We may have poisoned the world first, but good old Earth got the last laugh. The human species is diseased, genetically decomposing from birth – each generation’s lifespan is a little less than the one before.
We’ve adapted. Of course we have, scientists and survivors all, this motley collective of mothers and soldiers and sick little children. When we’ve reached the point past which our bodies and minds begin to unravel like so much loose thread, we choose our fate and our future: an animal.
We get spliced. It’s a harrowing, intensive procedure that no one in their right mind or hale body would ever voluntarily undergo, but when it’s transformative surgery or death, well, the choice is a little easier. We pick an animal, and scientists and doctors mix their genes with ours.
We keep some necessary human attributes: opposable thumbs, vocal chords, diurnal vision, bipedal stance. We stay within a reasonable size range. Only mammals for us – reptiles, amphibians, and birds are left for the truly desperate, and insects and arthropods just don’t work.
If a person gets spliced early, they keep a little more of their humanity. Maybe all they have to deal with is a coat of fur, some claws, different ears, a tail. The sickest of us, well, we have less that’s worth keeping, so more animal gets spliced in. Some people can’t walk with their backs vertical anymore. Some people have completely animal faces, molded around a human braincase. Some people look like damn Hollywood werewolves, hunched and gnarled and desperate.
The more animal gets spliced in, the riskier the surgery, the higher the mortality rates. As it is, you only get a one in three chance of surviving and not rejecting the new hybrid genome. That’s purely physical, of course – everyone tries to ignore the odds of going insane after you heal. Or feral. We’ve got monsters roaming the tortured world that used to walk strollers down the street and shop at Walmart. And we all pretend that the ones who don’t go nuts are okay, but we’ve got new and burning instincts inside our half-human bodies, and our societies are fraying quickly with the pressure of being civilized.

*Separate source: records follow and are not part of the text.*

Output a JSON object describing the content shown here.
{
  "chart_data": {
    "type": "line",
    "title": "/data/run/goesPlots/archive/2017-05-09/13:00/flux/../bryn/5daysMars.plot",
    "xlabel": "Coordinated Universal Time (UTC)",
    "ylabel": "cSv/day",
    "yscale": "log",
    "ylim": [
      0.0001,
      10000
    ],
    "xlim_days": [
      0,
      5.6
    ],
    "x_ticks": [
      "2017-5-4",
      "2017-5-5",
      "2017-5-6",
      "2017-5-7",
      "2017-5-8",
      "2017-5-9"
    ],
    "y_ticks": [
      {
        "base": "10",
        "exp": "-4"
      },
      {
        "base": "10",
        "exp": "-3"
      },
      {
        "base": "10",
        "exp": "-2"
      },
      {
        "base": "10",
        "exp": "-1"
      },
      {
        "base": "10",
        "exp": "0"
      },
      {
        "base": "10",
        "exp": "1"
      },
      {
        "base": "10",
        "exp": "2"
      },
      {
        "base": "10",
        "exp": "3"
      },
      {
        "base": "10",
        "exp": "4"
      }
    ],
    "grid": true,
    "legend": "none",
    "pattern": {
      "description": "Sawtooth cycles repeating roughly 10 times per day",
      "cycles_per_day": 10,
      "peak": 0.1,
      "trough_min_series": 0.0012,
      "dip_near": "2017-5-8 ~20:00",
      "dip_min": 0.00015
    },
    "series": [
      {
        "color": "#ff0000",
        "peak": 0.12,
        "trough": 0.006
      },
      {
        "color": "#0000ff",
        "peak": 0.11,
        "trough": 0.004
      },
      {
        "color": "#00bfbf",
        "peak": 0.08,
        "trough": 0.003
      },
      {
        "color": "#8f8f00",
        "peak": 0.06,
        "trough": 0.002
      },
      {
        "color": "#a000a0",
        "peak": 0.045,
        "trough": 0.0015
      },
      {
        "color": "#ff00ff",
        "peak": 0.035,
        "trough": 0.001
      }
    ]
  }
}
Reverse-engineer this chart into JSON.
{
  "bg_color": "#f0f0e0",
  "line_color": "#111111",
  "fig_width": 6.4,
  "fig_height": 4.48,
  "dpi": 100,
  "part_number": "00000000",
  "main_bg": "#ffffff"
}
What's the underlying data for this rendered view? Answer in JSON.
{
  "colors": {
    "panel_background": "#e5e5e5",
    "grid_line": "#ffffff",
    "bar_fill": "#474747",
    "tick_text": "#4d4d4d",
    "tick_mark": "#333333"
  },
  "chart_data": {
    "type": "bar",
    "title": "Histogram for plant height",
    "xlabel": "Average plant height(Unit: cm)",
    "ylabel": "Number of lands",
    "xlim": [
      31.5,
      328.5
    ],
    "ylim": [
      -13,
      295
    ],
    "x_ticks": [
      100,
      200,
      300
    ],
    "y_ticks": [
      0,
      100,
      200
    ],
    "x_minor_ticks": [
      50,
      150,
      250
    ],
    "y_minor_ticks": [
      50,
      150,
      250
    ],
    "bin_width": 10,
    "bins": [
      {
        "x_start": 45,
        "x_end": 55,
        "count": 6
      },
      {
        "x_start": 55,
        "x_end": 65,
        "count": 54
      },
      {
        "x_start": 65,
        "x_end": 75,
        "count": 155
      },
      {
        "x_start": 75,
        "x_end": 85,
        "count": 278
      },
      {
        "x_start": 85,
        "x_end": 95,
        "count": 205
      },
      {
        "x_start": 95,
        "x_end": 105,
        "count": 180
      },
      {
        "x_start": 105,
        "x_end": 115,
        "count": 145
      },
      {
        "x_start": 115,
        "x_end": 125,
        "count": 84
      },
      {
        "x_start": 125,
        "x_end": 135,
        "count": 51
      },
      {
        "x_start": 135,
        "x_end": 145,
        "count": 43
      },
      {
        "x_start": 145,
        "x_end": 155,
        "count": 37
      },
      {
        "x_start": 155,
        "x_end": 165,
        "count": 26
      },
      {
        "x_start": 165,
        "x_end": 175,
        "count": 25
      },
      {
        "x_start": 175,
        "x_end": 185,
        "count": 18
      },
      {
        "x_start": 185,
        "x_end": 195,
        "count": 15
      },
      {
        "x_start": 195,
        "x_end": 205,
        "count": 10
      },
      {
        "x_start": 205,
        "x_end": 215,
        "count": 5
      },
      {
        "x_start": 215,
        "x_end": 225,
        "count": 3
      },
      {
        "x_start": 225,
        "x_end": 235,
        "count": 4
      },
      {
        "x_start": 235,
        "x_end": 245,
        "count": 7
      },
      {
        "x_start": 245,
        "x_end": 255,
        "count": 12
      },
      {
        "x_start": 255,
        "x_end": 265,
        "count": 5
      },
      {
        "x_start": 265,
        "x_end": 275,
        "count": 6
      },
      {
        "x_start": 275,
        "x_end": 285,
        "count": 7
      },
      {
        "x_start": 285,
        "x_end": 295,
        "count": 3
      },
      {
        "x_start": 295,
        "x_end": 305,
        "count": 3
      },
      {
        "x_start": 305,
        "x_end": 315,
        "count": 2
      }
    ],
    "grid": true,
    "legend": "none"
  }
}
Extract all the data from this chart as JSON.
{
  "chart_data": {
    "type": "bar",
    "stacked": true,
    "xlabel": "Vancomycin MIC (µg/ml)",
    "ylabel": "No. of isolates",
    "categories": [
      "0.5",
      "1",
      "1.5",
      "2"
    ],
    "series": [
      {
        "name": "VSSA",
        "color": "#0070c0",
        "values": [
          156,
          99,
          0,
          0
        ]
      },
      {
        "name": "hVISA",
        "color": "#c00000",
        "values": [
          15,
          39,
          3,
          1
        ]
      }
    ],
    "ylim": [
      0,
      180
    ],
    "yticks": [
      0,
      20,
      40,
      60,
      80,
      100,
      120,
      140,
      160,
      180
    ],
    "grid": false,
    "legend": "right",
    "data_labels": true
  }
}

Some humans – some rare, rare few – are immune to this genetic plague. They can stay human for what used to be a normal lifespan – seventy, eighty years – without dissolving into some hellish combination of leprosy and cancer. Scientists are working like mad to figure out what makes them different from the rest of us, the ones who have to get spliced to survive. They still have no idea.
They say it’s only a matter of generations before our lifespans are so short that… well, we won’t be able to pick an animal ourselves anymore. Parents will be picking species for their five-year-olds, and who knows if a kid can survive transformative surgery. The few that’ve needed it haven’t.
We’re sterile, of course, us spliced ones. Every human who hits puberty contributes sperm and eggs to the banks, hoping they’re donated before the disease really spreads, hoping those cells might turn into one of the unaffected. Extremists think it’s time to start turning our medical and scientific resources to making us hybrids fertile, rather than clinging to the last vestiges of real humanity.
Maybe they’re right, but then we run into a new, awful problem: can someone who is half-dog breed with someone who is half-goat? What do those kids look like? How do you mix bastardized genomes of entirely different species?
Some say we’ve doomed ourselves by allowing diversity, by allowing choice. We should have all been dogs, they say – dogs are the best choice, mentally compatible with humans, socially similar, physically familiar. But dogs are carnivores, and the world doesn’t have as many real animals to eat as it once did. A lot of us became omnivores or herbivores to keep the balance, to not bleed the earth dry of its children.
Maybe the human species is dead, and splicing is just a death throe. Those of us left are just a fraction of the billions that were here when the condition first began.
Or maybe this is the phoenix’s ash, and all we’ve got to do is hang on before we can fly again.